VOIR LE HASARD
OriginalApril 2006, rev August 2009
Platon cite Socrate en disant "la vie non examinée ne vaut pas la peine d'être vécue." Une partie de ce qu'il voulait dire était que le rôle approprié des humains est de penser, tout comme le rôle approprié des fourmiliers est de plonger leur nez dans les fourmilières.
Une grande partie de la philosophie ancienne avait la qualité — et je ne veux pas dire cela de manière insultante — des sortes de conversations que les étudiants de première année ont tard dans la nuit dans les salons communs :
Quel est notre but ? Eh bien, nous, les humains, sommes aussi manifestement différents des autres animaux que le fourmilier. Dans notre cas, la caractéristique distinctive est la capacité de raisonner. Donc, évidemment, c'est ce que nous devrions faire, et un humain qui ne le fait pas fait un mauvais travail d'être humain — n'est pas meilleur qu'un animal.
Maintenant, nous donnerions une réponse différente. Du moins, quelqu'un de l'âge de Socrate le ferait. Nous demanderions pourquoi nous supposons même que nous avons un "but" dans la vie. Nous pouvons être mieux adaptés à certaines choses qu'à d'autres ; nous pouvons être plus heureux à faire des choses pour lesquelles nous sommes adaptés ; mais pourquoi supposer un but ?
L'histoire des idées est une histoire de rejet progressif de l'hypothèse selon laquelle tout tourne autour de nous. Non, il s'avère que la terre n'est pas le centre de l'univers — pas même le centre du système solaire. Non, il s'avère que les humains ne sont pas créés par Dieu à son image ; ils ne sont qu'une espèce parmi tant d'autres, descendants non seulement des singes, mais aussi des microorganismes.

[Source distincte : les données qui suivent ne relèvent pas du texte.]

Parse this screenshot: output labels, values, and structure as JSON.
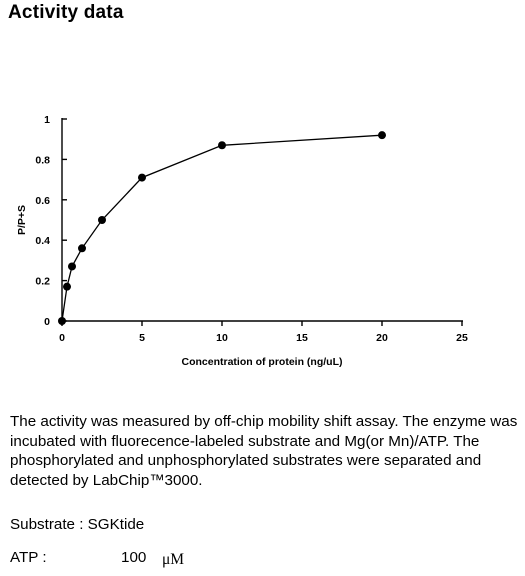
{
  "page": {
    "title": "Activity data"
  },
  "chart_data": {
    "type": "line",
    "title": "",
    "xlabel": "Concentration of protein (ng/uL)",
    "ylabel": "P/P+S",
    "xlim": [
      0,
      25
    ],
    "ylim": [
      0,
      1
    ],
    "x_ticks": [
      0,
      5,
      10,
      15,
      20,
      25
    ],
    "y_ticks": [
      0,
      0.2,
      0.4,
      0.6,
      0.8,
      1
    ],
    "x_tick_labels": [
      "0",
      "5",
      "10",
      "15",
      "20",
      "25"
    ],
    "y_tick_labels": [
      "0",
      "0.2",
      "0.4",
      "0.6",
      "0.8",
      "1"
    ],
    "grid": false,
    "legend": false,
    "series": [
      {
        "x": [
          0,
          0.3125,
          0.625,
          1.25,
          2.5,
          5,
          10,
          20
        ],
        "y": [
          0,
          0.17,
          0.27,
          0.36,
          0.5,
          0.71,
          0.87,
          0.92
        ]
      }
    ]
  },
  "description": "The activity was measured by off-chip mobility shift assay. The enzyme was incubated with fluorecence-labeled  substrate and Mg(or Mn)/ATP. The phosphorylated and unphosphorylated substrates were separated and detected by LabChip™3000.",
  "details": {
    "substrate": "Substrate : SGKtide",
    "atp_label": "ATP :",
    "atp_value": "100",
    "atp_unit": "μM"
  }
}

Même le concept de "moi" s'avère flou autour des bords si vous l'examinez de près.
L'idée que nous sommes le centre des choses est difficile à rejeter. Si difficile qu'il y a probablement de la place pour rejeter encore plus. Richard Dawkins a fait un autre pas dans cette direction seulement au cours des dernières décennies, avec l'idée du gène égoïste. Non, il s'avère que nous ne sommes même pas les protagonistes : nous sommes juste le dernier modèle de véhicule que nos gènes ont construit pour voyager. Et avoir des enfants, c'est nos gènes qui se dirigent vers les canots de sauvetage. Lire ce livre a fait sortir mon cerveau de son ancienne façon de penser, comme celui de Darwin a dû le faire lorsqu'il est apparu pour la première fois.
(Peu de gens peuvent maintenant vivre ce que les contemporains de Darwin ont ressenti lorsque L'Origine des espèces a été publié pour la première fois, car tout le monde est maintenant élevé soit pour considérer l'évolution comme acquise, soit pour la considérer comme une hérésie. Personne ne rencontre l'idée de la sélection naturelle pour la première fois à l'âge adulte.)
Donc, si vous voulez découvrir des choses qui ont été négligées jusqu'à présent, un très bon endroit où chercher est dans notre angle mort : dans notre croyance naturelle et naïve que tout tourne autour de nous. Et attendez-vous à rencontrer une opposition féroce si vous le faites.
Inversement, si vous devez choisir entre deux théories, préférez celle qui ne se centre pas sur vous.
Ce principe n'est pas seulement pour les grandes idées. Il fonctionne aussi dans la vie quotidienne. Par exemple, supposons que vous gardiez un morceau de gâteau dans le réfrigérateur, et que vous rentriez chez vous un jour pour découvrir que votre colocataire l'a mangé. Deux théories possibles :
a) Votre colocataire l'a fait délibérément pour vous contrarier. Il savait que vous gardiez ce morceau de gâteau.
b) Votre colocataire avait faim.
Je dis choisissez b. Personne ne sait qui a dit "n'attribuez jamais à la malice ce qui peut être expliqué par l'incompétence", mais c'est une idée puissante. Sa version plus générale est notre réponse aux Grecs : Ne voyez pas de but là où il n'y en a pas. Ou mieux encore, la version positive : Voyez le hasard.